### Overview

Sometimes, regardless of how carefully we conduct testing to gather data, we end up with results that just seem wrong. This could be a sign that we have stumbled upon an earth-shattering breakthrough that will change the world’s understanding of fundamental physics1 …. or, it’s possible that a mistake in the testing led to bad data. This column will discuss a few examples of ways that testing mistakes that led to the collection of data that didn’t exactly tell the correct story.
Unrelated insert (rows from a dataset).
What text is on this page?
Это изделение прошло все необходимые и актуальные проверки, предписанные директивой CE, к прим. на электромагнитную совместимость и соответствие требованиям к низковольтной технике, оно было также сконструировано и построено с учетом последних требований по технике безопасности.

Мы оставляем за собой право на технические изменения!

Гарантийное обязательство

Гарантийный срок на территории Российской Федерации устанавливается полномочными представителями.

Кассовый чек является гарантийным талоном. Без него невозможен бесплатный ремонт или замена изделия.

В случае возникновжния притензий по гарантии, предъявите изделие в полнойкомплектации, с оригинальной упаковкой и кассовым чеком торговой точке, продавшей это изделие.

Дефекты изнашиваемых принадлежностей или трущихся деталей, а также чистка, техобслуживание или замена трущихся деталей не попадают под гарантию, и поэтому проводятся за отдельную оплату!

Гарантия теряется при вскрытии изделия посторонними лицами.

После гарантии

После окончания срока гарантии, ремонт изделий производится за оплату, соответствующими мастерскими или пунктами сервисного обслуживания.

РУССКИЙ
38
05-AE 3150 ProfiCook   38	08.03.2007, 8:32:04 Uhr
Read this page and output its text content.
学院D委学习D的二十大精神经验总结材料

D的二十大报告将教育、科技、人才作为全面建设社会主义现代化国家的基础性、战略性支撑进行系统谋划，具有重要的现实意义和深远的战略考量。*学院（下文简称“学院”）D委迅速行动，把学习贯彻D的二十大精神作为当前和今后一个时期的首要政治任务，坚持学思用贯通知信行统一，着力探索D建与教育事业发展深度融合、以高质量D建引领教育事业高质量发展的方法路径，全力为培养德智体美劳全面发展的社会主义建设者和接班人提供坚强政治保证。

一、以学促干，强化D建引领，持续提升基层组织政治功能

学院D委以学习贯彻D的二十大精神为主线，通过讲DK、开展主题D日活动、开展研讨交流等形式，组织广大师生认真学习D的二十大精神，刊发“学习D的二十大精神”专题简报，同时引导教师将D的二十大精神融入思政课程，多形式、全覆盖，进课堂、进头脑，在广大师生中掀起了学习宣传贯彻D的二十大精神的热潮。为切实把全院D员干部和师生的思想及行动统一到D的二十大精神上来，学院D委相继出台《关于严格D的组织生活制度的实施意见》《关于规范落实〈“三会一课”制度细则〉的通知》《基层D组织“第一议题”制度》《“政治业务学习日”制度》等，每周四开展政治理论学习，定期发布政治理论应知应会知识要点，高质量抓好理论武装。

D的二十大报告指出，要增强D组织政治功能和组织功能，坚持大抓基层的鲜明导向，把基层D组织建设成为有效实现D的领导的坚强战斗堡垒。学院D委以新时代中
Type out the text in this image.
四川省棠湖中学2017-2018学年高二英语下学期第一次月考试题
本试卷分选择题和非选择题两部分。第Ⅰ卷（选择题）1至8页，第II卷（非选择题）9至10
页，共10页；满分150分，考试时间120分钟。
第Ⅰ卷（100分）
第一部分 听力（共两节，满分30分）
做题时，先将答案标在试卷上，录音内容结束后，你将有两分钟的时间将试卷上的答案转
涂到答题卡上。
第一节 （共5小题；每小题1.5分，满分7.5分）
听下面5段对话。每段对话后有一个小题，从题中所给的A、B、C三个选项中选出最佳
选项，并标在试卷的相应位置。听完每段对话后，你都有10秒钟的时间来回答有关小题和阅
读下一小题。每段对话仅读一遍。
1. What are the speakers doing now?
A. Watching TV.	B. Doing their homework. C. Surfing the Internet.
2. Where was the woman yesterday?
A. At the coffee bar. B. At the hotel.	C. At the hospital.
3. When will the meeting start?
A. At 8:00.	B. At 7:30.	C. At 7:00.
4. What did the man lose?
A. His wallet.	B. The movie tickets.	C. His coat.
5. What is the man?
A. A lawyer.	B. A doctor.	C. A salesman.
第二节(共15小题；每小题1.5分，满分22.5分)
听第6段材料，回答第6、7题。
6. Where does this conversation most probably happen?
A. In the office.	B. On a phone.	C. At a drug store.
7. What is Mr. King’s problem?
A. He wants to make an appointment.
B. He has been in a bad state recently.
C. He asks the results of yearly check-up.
One potential source of bad data is if there is a selection bias in the process of collecting data. This occurs when the method of collecting data tends to have a bias that slightly shifts the distribution of the collected data to one side of the normal distribution of the population. Classic examples of this have been seen in political polling conducted with landline telephones: telephone-based polls in 1936 had a bias to more wealthy voters while the same method in 2020 resulted in a bias to older voters. One of the challenges in thermal testing is to ensure that the physics of temperature measurement methods don’t introduce a bias in the results. Thermocouple measurements tend to generally be low, particularly when large thermocouple wires that can act as cooling fins are used. When exposed to long-term high temperatures, thermocouple drift could influence results in testing conducted over long periods of time. Accurate infrared temperature measurements rely on knowing something about the emissivity of the surface being measured – if that emissivity is not uniform or changes over time, bad data can be the result.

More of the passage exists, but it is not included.